Mukhtar Bahadory

Merge Two Sorted Lists - Iterative

Contents

• Prompt
• Conceptual Overview
• Examples
• Space and Time Complexity
• Solution

Prompt

https://leetcode.com/problems/merge-two-sorted-lists/

Conceptual Overview

This is a pretty neat problem as it expands on the sentinel pattern for solving linked list problems.

Essentially, we are given two sorted linked lists and we need to put them together such that they are ordered.

Firstly, it's important to understand we will use the pointers provided for lists to traverse them so we can expose each object making up the respective list and check it across the other list. That information will essentially tell us which object comes first.

The problem requires us to return a head and currently what we'd be doing with the two inputs makes us lose the pointer to the head. That is a clear sign that there needs to be created a sentinel node which will contain the head as it's .next.

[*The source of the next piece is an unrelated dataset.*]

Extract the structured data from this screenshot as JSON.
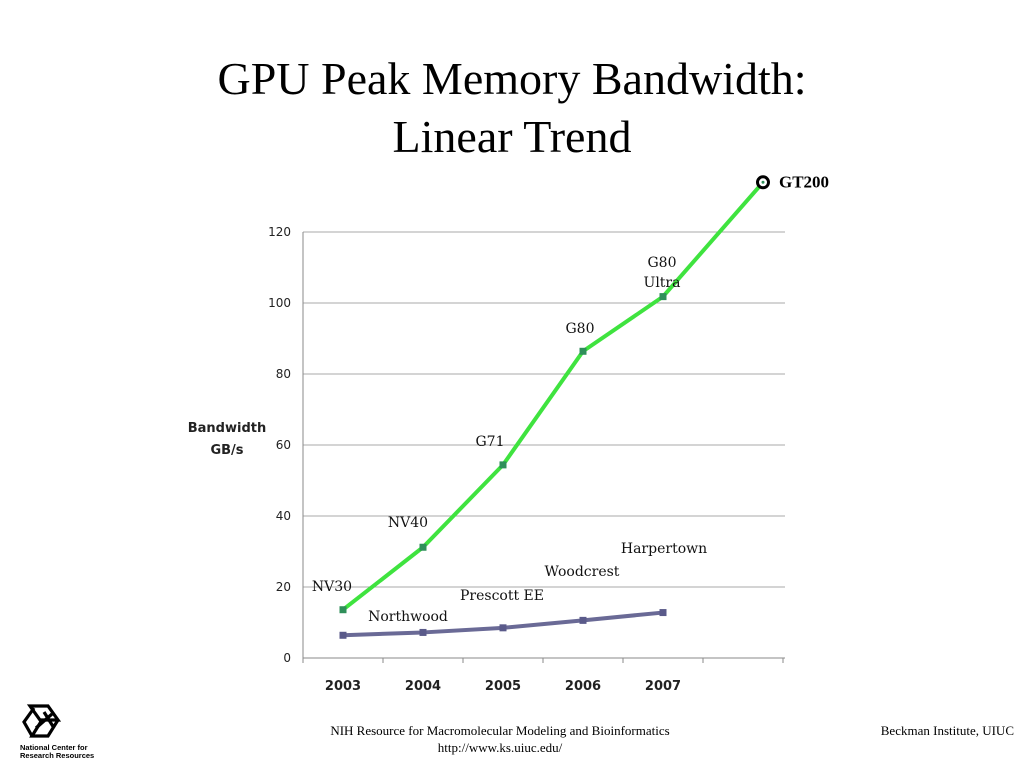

We will also need another pointer that will serve as the extender/explorer of the sentinel node as the sentinel node solely exists to contain the head pointer. This dicussed pointer will be initially set equal to the sentinel node.

We will compare the two objects in each linked list for as long as either list isn't null, the smaller object will be set equal to the sentinel extender's .next. The list where the object came from will then move forward, and the sentinel extender will also move forward.

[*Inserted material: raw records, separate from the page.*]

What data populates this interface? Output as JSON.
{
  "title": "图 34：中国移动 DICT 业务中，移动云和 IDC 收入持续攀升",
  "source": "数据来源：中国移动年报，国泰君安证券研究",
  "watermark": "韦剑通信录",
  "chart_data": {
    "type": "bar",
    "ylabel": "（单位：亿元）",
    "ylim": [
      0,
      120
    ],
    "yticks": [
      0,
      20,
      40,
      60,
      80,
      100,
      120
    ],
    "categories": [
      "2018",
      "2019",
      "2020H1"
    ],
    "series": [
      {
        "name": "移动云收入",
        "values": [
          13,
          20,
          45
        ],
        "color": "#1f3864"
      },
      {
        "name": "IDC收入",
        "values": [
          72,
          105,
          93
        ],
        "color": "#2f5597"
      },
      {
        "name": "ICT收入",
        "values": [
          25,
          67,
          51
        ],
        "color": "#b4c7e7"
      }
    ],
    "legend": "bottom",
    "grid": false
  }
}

Finally, there we will check which of the two input lists hasn't reached their end. The sentinel extender's final .next will be equal to that list. The change will be reflected over to the sentinel node itself, whose .next property will be returned as the solution.

Space and Time Complexity

Space: O(1)
No additional in memory objects are created. Only pointers to existing objects are utilized.

Time: O(n + m)
We iterate over nearly every single object consisting of each linked list.

Solution

/**
 * Definition for singly-linked list.
 * function ListNode(val, next) {
 *     this.val = (val===undefined ? 0 : val)
 *     this.next = (next===undefined ? null : next)
 * }
 */
/**
 * @param {ListNode} l1
 * @param {ListNode} l2
 * @return {ListNode}
 */
var mergeTwoLists = function(l1, l2) {
  const sentinel = new ListNode(-1)

  let prev = sentinel
  while (l1 && l2) {
    if (l1.val <= l2.val) {
      prev.next = l1
      l1 = l1.next
    } else {
      prev.next = l2
      l2 = l2.next
    }

    prev = prev.next
  }

  prev.next = l1 ? l1 : l2

  return sentinel.next

};